David H. Ahl (born May 17, 1939) is an American author who is the founder of Creative Computing magazine. He is also the author of many how-to books, including BASIC Computer Games, the first computer book to sell more than a million copies.

==Career==
After earning degrees in electrical engineering and business administration, while completing his Ph.D. in educational psychology, Ahl was hired by Digital Equipment Corporation as a marketing consultant in 1969 to develop its educational products line. He edited EDU, DEC's newsletter on educational uses of computers, that regularly published instructions for playing computer games on minicomputers. Ahl also talked DEC into publishing a book he had put together, 101 BASIC Computer Games. During the 1973 recession, DEC cut back on educational product development and Ahl was dismissed.

Before he even received his last cheque, he was rehired into a DEC division dedicated to developing new hardware. This group became caught up in building a computer that was smaller than any yet built, intending to bring the new product into new markets such as schools.

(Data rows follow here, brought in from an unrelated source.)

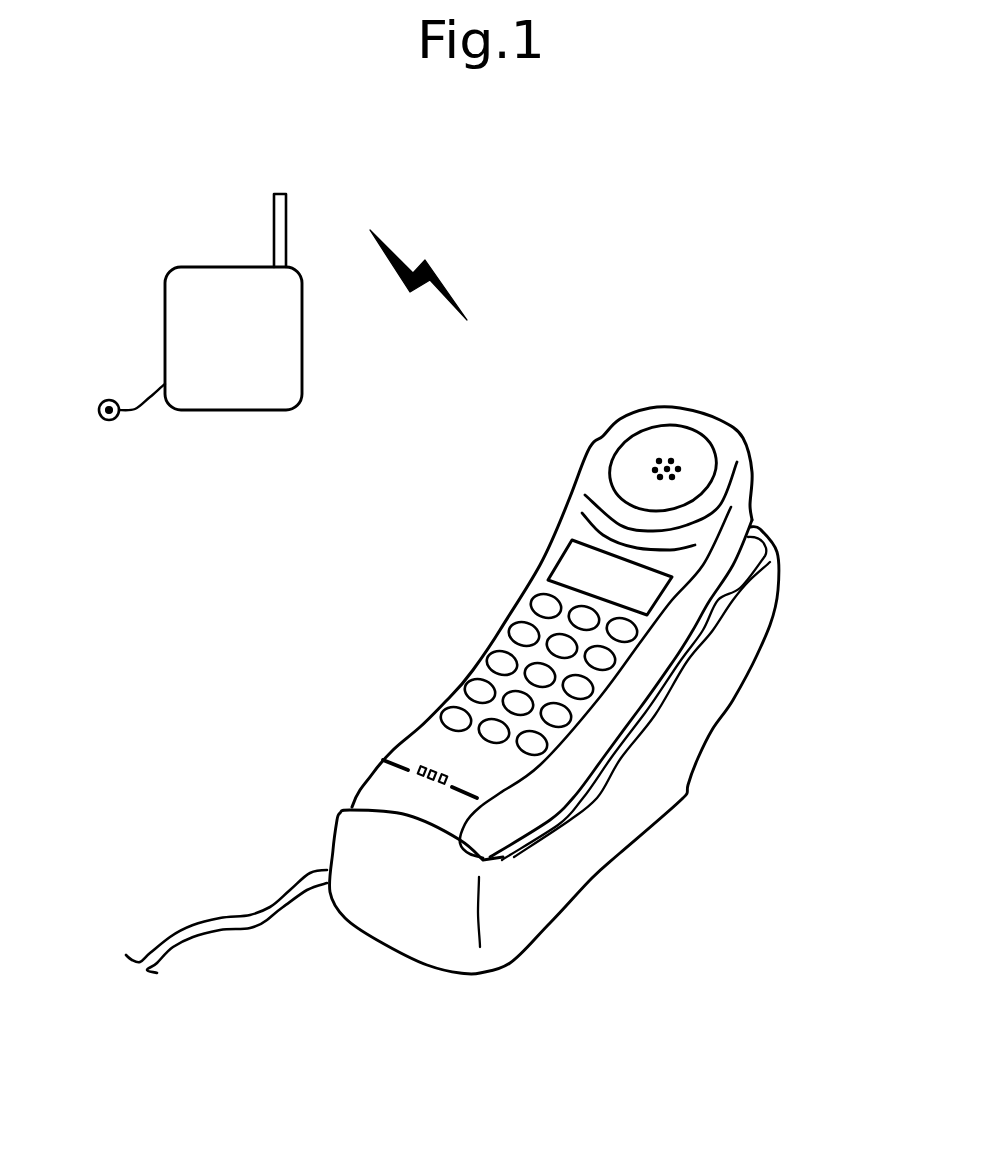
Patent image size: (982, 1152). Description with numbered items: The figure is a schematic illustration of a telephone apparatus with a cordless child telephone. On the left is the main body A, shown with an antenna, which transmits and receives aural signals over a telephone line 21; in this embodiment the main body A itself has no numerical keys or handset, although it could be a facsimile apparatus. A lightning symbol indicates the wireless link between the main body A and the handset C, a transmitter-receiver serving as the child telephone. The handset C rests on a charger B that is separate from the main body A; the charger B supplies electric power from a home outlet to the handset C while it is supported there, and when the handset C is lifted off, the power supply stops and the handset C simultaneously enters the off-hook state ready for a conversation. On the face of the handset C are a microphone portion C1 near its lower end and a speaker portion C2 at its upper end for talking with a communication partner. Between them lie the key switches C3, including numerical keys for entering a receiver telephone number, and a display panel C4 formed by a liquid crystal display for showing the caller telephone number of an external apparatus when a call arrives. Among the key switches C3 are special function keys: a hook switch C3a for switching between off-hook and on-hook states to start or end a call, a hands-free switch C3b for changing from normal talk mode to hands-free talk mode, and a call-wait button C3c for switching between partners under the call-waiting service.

The telephone line 21 is at (140, 402).
The main body A is at (285, 377).
The charger B is at (682, 759).
The handset C is at (745, 442).
The microphone portion C1 is at (420, 777).
The speaker portion C2 is at (660, 457).
The key switches C3 is at (543, 672).
The hook switch C3a is at (545, 600).
The hands-free switch C3b is at (532, 742).
The call-wait button C3c is at (450, 710).
The display panel C4 is at (587, 563).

DEC built a machine combining a PDP-8 with a VT50 terminal, and another that crammed a PDP-11 into a small portable chassis. When it was presented to DEC's Operations Committee, the engineering side loved it but the sales side was worried it would cut into the sales of their existing lines. The decision ultimately fell to Ken Olsen, who finally stated that "I can't see any reason that anyone would want a computer of his own." With that, the project was dead.

Frustrated, Ahl left DEC in 1974, and started Creative Computing, one of the earliest magazines covering the microcomputer revolution. For the next decade Creative Computing covered the whole spectrum of hobbyist, home, and personal computing, and although Ahl sold the publication to Ziff Davis in the early 1980s, he continued in his capacity as Editor-in-Chief.

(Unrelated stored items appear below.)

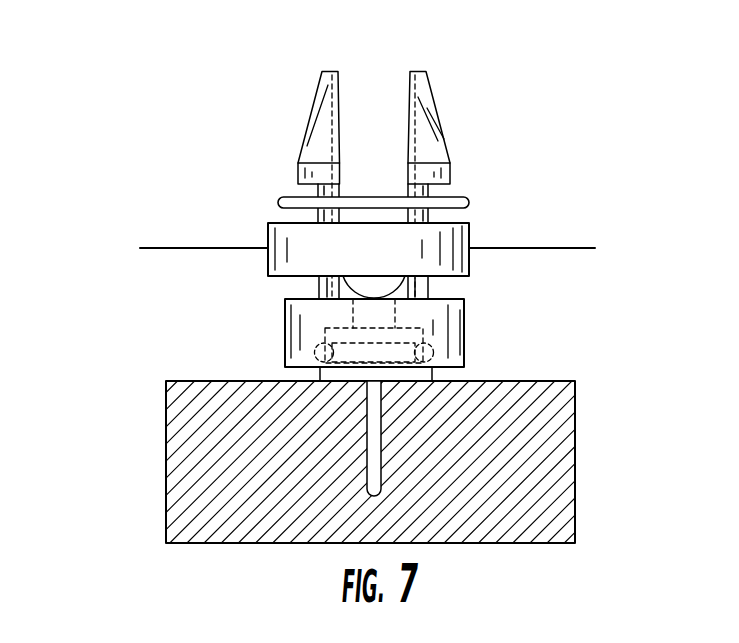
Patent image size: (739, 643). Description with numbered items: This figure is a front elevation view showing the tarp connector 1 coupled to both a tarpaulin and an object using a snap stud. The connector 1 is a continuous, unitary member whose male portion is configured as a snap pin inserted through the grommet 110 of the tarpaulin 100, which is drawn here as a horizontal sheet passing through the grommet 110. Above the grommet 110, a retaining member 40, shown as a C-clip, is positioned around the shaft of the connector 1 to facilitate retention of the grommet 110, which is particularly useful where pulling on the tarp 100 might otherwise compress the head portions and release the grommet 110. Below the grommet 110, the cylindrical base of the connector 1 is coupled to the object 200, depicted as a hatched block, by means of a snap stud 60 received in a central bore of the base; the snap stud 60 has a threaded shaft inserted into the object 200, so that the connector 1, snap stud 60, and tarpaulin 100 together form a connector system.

The connector 1 is at (582, 97).
The retaining member 40 is at (288, 197).
The snap stud 60 is at (325, 353).
The tarpaulin 100 is at (178, 247).
The grommet 110 is at (268, 225).
The object 200 is at (188, 457).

After the end of Creative Computing he published Atari Explorer and Atarian magazines for Atari as well as non-Computer-related magazines and newsletters.

In 2010, David Ahl helped re-publish a Special 25th and 30th Anniversary Edition of two of his classic programming books, specifically for a new development environment for beginners, called Microsoft Small Basic.

In June 2022, Ahl released everything he had ever written, from prose to software, into the public domain.